Recording the deleter by combining with Auditing
As mentioned earlier, only the identifier is bound to ? in @SQLDelete, so if you want to record deleted_by (who deleted), you need a different approach. The straightforward way is to provide a @Modifying UPDATE method in the repository that takes the deleter as an argument.
public interface UserRepository extends JpaRepository<User, Long> {
@Modifying
@Query("UPDATE User u SET u.deletedAt = CURRENT_TIMESTAMP, u.deletedBy = :deletedBy WHERE u.id = :id")
int softDeleteById(@Param("id") Long id, @Param("deletedBy") String deletedBy);
}Get the deleter from AuditorAware. To be safe against cases where there’s no authentication info in the SecurityContext or where the user is anonymous, fixing a fallback like SYSTEM is safer.
@Service
@RequiredArgsConstructor
public class UserDeletionService {
private final UserRepository userRepository;
private final AuditorAware<String> auditorAware;
@Transactional
public void delete(Long id) {
String deletedBy = auditorAware.getCurrentAuditor()
.orElse("SYSTEM");
userRepository.softDeleteById(id, deletedBy);
}
}With this pattern, you can keep @SQLDelete on the entity while running soft deletes with deleter information through a service — a two-tier setup. For how to assemble AuditorAware and its relationship with @LastModifiedBy, see How to Automatically Manage Created and Modified Dates with Spring Data JPA Auditing.

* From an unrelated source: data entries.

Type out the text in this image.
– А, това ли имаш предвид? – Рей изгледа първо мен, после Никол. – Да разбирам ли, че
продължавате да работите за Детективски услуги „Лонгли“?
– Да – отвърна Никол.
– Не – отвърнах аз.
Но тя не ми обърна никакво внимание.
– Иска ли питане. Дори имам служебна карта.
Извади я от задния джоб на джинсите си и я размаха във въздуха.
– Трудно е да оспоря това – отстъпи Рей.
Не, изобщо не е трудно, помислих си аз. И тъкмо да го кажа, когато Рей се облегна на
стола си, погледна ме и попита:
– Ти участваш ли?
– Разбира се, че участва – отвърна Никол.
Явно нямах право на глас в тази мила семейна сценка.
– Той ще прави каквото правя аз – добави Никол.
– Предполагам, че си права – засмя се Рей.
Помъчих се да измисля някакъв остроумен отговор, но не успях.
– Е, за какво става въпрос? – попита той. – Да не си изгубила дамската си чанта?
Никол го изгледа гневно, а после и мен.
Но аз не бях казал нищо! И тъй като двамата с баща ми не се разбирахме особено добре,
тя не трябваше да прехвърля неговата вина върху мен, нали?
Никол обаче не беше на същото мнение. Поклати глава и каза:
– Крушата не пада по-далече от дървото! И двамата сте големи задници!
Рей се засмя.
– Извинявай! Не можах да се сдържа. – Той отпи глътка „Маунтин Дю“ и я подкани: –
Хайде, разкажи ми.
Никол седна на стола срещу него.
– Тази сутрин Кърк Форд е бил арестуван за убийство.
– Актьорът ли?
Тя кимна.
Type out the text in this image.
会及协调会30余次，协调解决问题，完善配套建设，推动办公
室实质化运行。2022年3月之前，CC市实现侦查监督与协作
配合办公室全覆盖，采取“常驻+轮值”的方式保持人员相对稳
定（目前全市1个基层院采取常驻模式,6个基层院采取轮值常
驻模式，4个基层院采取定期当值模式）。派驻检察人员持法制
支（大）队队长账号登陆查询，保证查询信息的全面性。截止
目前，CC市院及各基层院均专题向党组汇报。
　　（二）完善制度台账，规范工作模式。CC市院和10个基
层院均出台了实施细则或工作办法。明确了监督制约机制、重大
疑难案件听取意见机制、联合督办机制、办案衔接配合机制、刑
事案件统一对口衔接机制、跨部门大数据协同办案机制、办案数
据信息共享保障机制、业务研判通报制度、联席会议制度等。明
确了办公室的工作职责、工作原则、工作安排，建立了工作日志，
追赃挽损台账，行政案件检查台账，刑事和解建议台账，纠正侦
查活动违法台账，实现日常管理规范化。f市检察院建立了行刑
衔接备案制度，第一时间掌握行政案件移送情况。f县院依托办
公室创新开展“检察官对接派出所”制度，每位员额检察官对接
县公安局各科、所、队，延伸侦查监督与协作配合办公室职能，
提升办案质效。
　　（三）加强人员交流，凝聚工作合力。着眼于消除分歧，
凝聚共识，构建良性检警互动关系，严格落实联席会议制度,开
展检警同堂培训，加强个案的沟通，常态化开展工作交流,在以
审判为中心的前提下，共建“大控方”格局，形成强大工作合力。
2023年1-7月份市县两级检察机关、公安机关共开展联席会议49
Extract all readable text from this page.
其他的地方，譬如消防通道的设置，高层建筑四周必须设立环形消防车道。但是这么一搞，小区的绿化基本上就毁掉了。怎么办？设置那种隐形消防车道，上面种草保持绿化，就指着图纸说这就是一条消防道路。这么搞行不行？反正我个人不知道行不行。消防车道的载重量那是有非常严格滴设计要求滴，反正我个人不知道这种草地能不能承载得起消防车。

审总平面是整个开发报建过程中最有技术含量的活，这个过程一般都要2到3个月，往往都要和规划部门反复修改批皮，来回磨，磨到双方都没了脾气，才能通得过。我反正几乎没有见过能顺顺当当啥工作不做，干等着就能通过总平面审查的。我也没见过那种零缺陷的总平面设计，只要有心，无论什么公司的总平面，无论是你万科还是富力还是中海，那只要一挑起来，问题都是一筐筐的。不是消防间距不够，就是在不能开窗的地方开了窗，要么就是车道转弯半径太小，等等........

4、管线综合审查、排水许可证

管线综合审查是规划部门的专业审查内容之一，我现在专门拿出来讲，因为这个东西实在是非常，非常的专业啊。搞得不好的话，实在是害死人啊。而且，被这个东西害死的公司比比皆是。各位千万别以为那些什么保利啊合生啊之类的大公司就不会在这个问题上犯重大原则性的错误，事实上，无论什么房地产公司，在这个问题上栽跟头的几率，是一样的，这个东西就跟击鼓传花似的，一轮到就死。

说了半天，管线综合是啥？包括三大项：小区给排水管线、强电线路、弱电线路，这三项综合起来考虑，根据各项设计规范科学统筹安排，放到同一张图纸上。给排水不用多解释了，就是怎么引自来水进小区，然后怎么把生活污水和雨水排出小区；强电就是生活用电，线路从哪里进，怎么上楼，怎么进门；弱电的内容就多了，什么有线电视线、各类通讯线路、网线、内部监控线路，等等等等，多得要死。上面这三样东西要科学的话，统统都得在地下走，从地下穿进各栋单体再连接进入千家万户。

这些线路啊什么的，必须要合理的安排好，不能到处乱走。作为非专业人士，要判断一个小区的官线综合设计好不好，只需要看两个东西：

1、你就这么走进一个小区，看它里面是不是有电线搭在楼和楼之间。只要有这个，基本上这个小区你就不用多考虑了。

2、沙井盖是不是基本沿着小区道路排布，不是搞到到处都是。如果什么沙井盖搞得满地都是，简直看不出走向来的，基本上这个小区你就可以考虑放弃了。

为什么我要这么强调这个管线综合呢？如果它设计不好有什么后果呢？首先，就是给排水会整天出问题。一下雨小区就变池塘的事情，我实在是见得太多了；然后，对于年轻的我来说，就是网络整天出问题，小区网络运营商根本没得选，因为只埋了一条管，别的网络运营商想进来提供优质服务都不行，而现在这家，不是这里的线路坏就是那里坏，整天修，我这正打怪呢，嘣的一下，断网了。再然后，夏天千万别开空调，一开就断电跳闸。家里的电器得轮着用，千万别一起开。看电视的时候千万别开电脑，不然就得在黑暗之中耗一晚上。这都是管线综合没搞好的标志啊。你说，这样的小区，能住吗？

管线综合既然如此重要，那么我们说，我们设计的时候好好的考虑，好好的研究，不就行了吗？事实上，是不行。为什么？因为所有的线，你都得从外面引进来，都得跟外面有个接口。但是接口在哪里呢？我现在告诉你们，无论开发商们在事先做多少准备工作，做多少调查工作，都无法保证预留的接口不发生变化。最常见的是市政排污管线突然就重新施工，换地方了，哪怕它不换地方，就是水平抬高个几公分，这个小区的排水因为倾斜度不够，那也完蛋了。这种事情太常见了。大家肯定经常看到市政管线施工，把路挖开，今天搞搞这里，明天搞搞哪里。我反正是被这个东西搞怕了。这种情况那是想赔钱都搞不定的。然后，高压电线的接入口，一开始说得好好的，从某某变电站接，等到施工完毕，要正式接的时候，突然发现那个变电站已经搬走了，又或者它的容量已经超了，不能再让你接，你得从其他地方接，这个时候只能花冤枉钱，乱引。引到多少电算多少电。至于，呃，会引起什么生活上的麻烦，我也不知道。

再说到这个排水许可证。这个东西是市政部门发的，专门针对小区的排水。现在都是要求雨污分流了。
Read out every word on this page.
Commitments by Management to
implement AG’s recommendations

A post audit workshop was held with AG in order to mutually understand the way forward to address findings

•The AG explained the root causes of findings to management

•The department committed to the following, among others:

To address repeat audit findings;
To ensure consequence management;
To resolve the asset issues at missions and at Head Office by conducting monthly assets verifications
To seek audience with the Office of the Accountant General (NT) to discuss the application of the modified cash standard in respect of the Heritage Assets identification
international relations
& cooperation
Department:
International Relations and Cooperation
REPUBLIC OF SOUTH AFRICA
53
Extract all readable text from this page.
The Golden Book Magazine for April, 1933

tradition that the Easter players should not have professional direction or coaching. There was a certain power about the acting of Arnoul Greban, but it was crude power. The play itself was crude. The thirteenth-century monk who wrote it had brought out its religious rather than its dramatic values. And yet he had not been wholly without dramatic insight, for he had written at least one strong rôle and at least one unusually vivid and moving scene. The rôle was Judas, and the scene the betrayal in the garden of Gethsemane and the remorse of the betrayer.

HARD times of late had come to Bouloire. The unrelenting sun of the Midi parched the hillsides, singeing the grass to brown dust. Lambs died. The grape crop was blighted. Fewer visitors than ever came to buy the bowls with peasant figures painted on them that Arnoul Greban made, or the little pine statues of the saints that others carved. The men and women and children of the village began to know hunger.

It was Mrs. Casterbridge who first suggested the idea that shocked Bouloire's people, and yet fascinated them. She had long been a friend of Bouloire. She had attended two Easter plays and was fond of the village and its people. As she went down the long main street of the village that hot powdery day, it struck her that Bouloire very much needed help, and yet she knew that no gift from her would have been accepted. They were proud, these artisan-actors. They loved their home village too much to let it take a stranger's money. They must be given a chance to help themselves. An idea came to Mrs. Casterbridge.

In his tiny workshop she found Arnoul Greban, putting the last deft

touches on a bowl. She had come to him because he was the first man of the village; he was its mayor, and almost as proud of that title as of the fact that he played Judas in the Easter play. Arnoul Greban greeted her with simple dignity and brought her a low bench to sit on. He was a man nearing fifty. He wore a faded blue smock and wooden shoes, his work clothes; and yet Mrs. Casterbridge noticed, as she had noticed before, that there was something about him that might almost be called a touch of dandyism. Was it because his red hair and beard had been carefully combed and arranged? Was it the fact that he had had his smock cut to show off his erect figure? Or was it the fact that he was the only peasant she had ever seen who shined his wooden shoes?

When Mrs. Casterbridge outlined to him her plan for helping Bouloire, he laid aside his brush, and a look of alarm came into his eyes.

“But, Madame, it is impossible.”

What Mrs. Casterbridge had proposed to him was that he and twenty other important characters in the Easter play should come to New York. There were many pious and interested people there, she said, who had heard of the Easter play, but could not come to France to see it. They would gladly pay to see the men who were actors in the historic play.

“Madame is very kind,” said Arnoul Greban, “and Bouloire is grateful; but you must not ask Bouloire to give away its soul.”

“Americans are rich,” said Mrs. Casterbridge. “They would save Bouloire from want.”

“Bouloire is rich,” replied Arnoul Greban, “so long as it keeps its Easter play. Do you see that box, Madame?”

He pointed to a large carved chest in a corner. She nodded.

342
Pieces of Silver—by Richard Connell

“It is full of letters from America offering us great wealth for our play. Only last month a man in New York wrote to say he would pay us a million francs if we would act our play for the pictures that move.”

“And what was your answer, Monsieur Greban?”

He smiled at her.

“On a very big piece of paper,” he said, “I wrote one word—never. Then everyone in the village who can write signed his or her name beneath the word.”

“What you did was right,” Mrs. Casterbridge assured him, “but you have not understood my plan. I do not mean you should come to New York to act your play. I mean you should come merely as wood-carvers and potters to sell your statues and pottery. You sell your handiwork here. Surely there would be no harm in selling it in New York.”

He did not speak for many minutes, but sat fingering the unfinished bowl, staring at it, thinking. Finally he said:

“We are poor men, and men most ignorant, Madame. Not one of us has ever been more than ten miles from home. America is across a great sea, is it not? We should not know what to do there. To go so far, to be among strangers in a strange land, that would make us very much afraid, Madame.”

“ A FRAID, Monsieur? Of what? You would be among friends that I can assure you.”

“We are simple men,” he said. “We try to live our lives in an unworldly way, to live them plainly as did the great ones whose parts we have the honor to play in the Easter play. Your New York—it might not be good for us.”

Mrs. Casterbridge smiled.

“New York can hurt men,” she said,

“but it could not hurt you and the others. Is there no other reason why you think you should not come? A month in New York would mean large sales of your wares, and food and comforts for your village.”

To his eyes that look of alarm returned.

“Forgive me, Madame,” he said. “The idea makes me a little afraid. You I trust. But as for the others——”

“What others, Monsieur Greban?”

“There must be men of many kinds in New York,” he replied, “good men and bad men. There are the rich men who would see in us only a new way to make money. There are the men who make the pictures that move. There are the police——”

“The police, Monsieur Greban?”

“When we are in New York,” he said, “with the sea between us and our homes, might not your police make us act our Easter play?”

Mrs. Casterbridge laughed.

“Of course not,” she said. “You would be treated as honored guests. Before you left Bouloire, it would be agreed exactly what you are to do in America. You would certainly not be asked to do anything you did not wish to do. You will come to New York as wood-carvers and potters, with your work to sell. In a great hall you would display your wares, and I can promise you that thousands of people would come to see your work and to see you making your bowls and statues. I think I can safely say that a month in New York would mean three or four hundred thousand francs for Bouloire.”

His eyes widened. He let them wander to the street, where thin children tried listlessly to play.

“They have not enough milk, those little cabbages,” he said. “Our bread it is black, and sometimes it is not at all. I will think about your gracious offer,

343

Verifying soft deletes with @DataJpaTest
Since soft delete isn’t “it disappears when called” but rather “it gets hidden when called,” it’s worth verifying the behavior works as intended in tests. @DataJpaTest wraps each test in a transaction and rolls back at the end, so you can write tests without worrying about data contamination between them. Clearing the first-level cache with em.flush() and em.clear() before verifying lets you check behavior at the actual SQL level.
@DataJpaTest
class UserRepositorySoftDeleteTest {
@Autowired UserRepository userRepository;
@Autowired EntityManager em;
@Test
void deleteすると findByIdは空になる() {
User saved = userRepository.save(newUser("[email protected]"));
userRepository.deleteById(saved.getId());
em.flush();
em.clear();
assertThat(userRepository.findById(saved.getId())).isEmpty();
assertThat(userRepository.findByIdIncludingDeleted(saved.getId())).isPresent();
}
@Test
void restoreすると findByIdで再び取得できる() {
User saved = userRepository.save(newUser("[email protected]"));
userRepository.deleteById(saved.getId());
em.flush();
em.clear();
int updated = userRepository.restore(saved.getId());
em.flush();
em.clear();
assertThat(updated).isEqualTo(1);
assertThat(userRepository.findById(saved.getId())).isPresent();
}
}Summary
Choosing a soft delete approach isn’t that complex. For existing projects, make it transparent with @SQLDelete + @SQLRestriction, and add @FilterDef when you need restore or admin screens. If a boolean column is acceptable in a new project, @SoftDelete becomes a viable option too. For unique constraints, partial indexes (or NULLS NOT DISTINCT) are the first choice on PostgreSQL, and generated column + UNIQUE on MySQL. When you want to record the deleter, don’t rely on ? in @SQLDelete — the realistic approach is @Modifying UPDATE combined with AuditorAware. Align your deletion strategy at the initial design stage.